After the Black Ministerial Alliance's Seven Last Words service, Reverend Gordon greeted Laura and Abbi with warm smiles. Abbi says, after years of feeling unwelcome in the church community, she enjoys attending services with her wife. "When Laura did come out professionally, suddenly to go as her fiancée and wife was just a wild transformation for me," Abbi said.
Task Force on Reparations
If the pace of social change is often slow, Reverend Laura points to the work of the Task Force on Reparations as critically important. "The amount that has been stolen is incalculable," she said. "And to start to say as a city, as churches, as institutions, that there is grave hard that has happened... it has decades, generations-long effect is a first step in healing."
She says that she hopes Boston and the Commonwealth want to be healed. Talking about painful parts of the state's history will be part of that. "If we're so afraid to talk about things, it becomes a family secret. It's the thing we don't talk about. It's the thing we put in the corner, and it metastasizes. It grows and it oozes. It's the thing we never name and so you can't heal it," Reverend Laura said.

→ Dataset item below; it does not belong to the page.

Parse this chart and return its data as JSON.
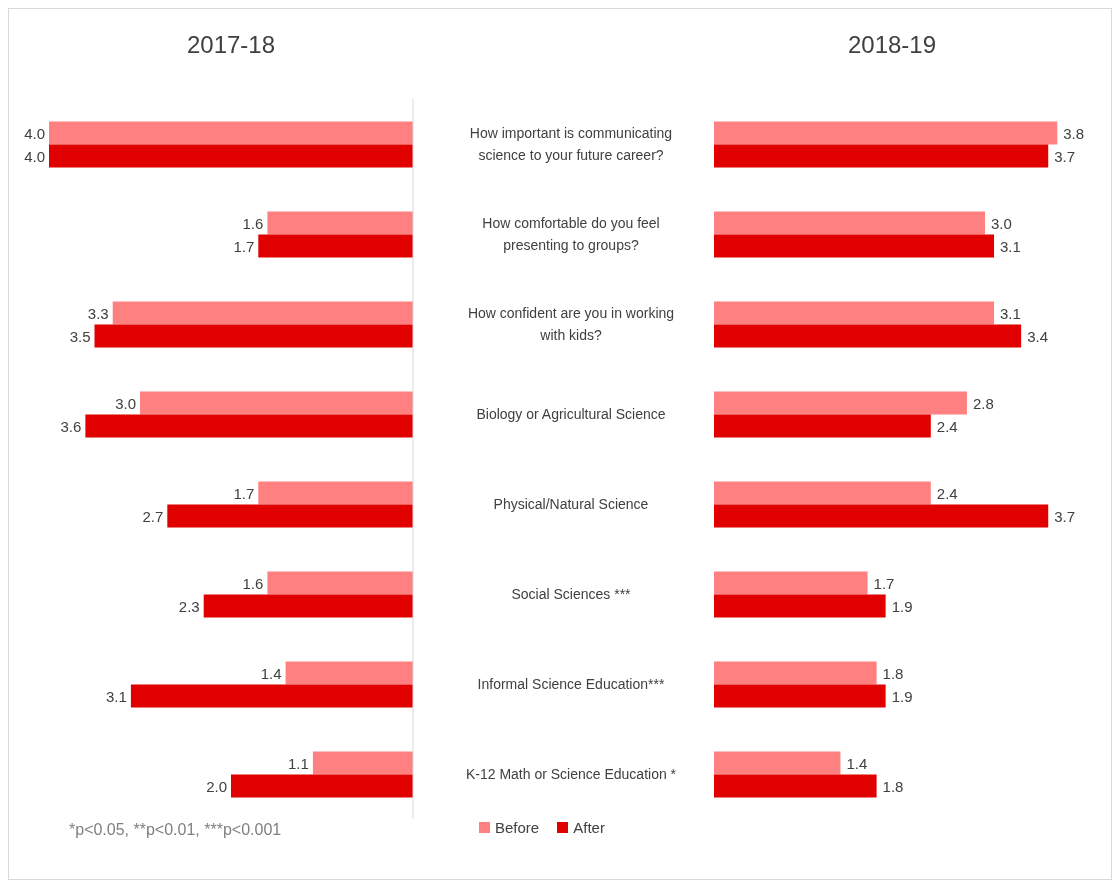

Just before Reverend Laura began briefing a group of Boston ministers on humanitarian efforts in the state's emergency shelters, Reverend Don Wells, the Theologian in Residence at Boston's Old South Church shared his thoughts about her leadership. "She knows the joys of ministry in our institutions, and she knows the tough places," Wells said. "Dwindling congregations. Financial issues. Tensions over a variety of issues including, now, the Middle East, reparations, and a whole host of things. She must have some tough moments inside of her at times. I would. But she is the one you want to talk to when you want to know the pulse of churches in Massachusetts."
Churches helping migrants
The state's churches could soon play an even more significant role in helping to provide resources to migrants experiencing a housing and humanitarian crisis. Churches are already collecting toiletries and accepting clothing donations. "Our new neighbors are not a problem," she reminded the group of nodding ministers. "They are made in the image and likeness of God, and they are fleeing from terrible circumstances that we would all do to protect our families."
Reverend Dr. Gregory Groover says life is getting better for people in Boston (even those who are new to the city) because of her passion and persistence. "Reverend Laura has really been the change agent in galvanizing and mobilizing churches to remember the spirit of Jesus; that we must welcome the stranger and welcome them as a sister and brother," Groover said.
Reverend Laura Everett describes her work as "deeply meaningful" in a city that is both very religious and quite skeptical of religious people. "So, when people invite me, a woman, a queer woman, a religious woman, to sit with them and to listen with them, I take that as incredible privilege. That's the most meaningful work for me."